Une solution miracle ? Le 13 septembre 2025, invité du 13h de TF1, le secrétaire national du Parti communiste, Fabien Roussel, s’en est pris aux agences de notation américaines qui viennent de dégrader la note de la France.
« Comment peut-on confier notre économie et le poids de notre dette à des agences privées qui n’ont aucun mandat ? », a-t-il dénoncé, avant de proposer une alternative : que la Banque centrale européenne finance directement les États « à taux zéro », afin de libérer des moyens pour « investir dans l’industrie et nos services publics ».
À première vue, l’idée paraît séduisante. Aujourd’hui, quand la France emprunte sur les marchés financiers pour financer son déficit ou refinancer sa dette, elle doit payer des intérêts de plus en plus lourds, parfois supérieurs à 3 %, soit, en 2025 , un coût estimé à 55 milliards d’euros.

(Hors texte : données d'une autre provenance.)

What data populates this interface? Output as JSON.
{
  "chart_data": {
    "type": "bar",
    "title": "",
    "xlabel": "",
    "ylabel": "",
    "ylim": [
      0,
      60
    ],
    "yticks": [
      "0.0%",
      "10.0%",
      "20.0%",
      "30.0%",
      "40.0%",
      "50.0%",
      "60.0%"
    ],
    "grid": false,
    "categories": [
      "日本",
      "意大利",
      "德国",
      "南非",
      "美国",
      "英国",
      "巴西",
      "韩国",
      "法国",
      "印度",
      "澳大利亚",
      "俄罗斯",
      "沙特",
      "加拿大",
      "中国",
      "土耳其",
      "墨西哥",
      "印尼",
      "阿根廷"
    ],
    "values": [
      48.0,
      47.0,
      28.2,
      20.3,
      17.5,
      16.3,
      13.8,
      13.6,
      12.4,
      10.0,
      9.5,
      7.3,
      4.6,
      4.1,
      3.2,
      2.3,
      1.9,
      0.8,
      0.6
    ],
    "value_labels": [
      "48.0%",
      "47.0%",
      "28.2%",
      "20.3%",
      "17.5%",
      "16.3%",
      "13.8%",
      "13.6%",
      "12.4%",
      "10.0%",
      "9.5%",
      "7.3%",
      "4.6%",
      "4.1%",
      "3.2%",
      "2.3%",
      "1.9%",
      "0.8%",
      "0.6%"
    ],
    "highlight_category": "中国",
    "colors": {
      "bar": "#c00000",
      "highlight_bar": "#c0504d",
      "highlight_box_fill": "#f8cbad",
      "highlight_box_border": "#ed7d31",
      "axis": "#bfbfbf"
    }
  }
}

Derrière la proposition de Fabien Roussel se cache donc une promesse simple : supprimer ce coût en demandant à la BCE de prêter gratuitement aux États. Bien que cette idée semble prometteuse sur le papier, elle se heurte à une question juridique centrale : les traités européens autorisent-ils un tel financement monétaire direct ?
Les traités interdisent un financement direct
La réponse se trouve dans l’article 123 du Traité sur le fonctionnement de l’Union européenne (TFUE), qui interdit à la BCE et aux banques centrales nationales d’« accorder des découverts ou tout autre type de crédit » aux administrations publiques et d’« acquérir directement auprès d’elles des instruments de dette ».
Autrement dit, pas de prêt direct à un Trésor public, pas d’achat d’obligations au moment où elles sont émises. Ce choix juridique n’est pas neutre. La création de l’euro a reposé en partie sur une exigence forte de rigueur monétaire, portée notamment par l’Allemagne, qui souhaitait que la Banque centrale européenne bénéficie d’une indépendance institutionnelle robuste et ne soit pas placée au service direct des États.
Mais cette position a toujours été discutée en économie. Certains économistes estiment qu’elle empêche des investissements publics nécessaires, par exemple pour la transition écologique ou la santé, et défendent l’idée d’un financement monétaire ciblé, parfois appelé « monnaie hélicoptère ».
D’autres, comme la BCE elle-même, rétorquent qu’un tel financement reviendrait à donner un chèque en blanc aux gouvernements, au risque d’une inflation durable et d’une perte de confiance dans l’euro.
Même en mettant de côté l’article 123, un second verrou s’impose : l’article 130 du TFUE consacre l’indépendance de la BCE et des banques centrales nationales.
Elles « ne peuvent solliciter ni accepter d’instructions » des gouvernements ou des institutions de l’Union. En pratique, le Conseil des gouverneurs décide seul de la politique monétaire ; un État ne peut pas « demander » à la BCE de prêter à taux zéro.
Ce que la BCE peut faire sans violer l’interdiction
L’interdiction ne signifie pas pour autant immobilisme. La BCE peut intervenir sur le marché secondaire, c’est-à-dire racheter des obligations d’État déjà émises et détenues par des banques ou des investisseurs.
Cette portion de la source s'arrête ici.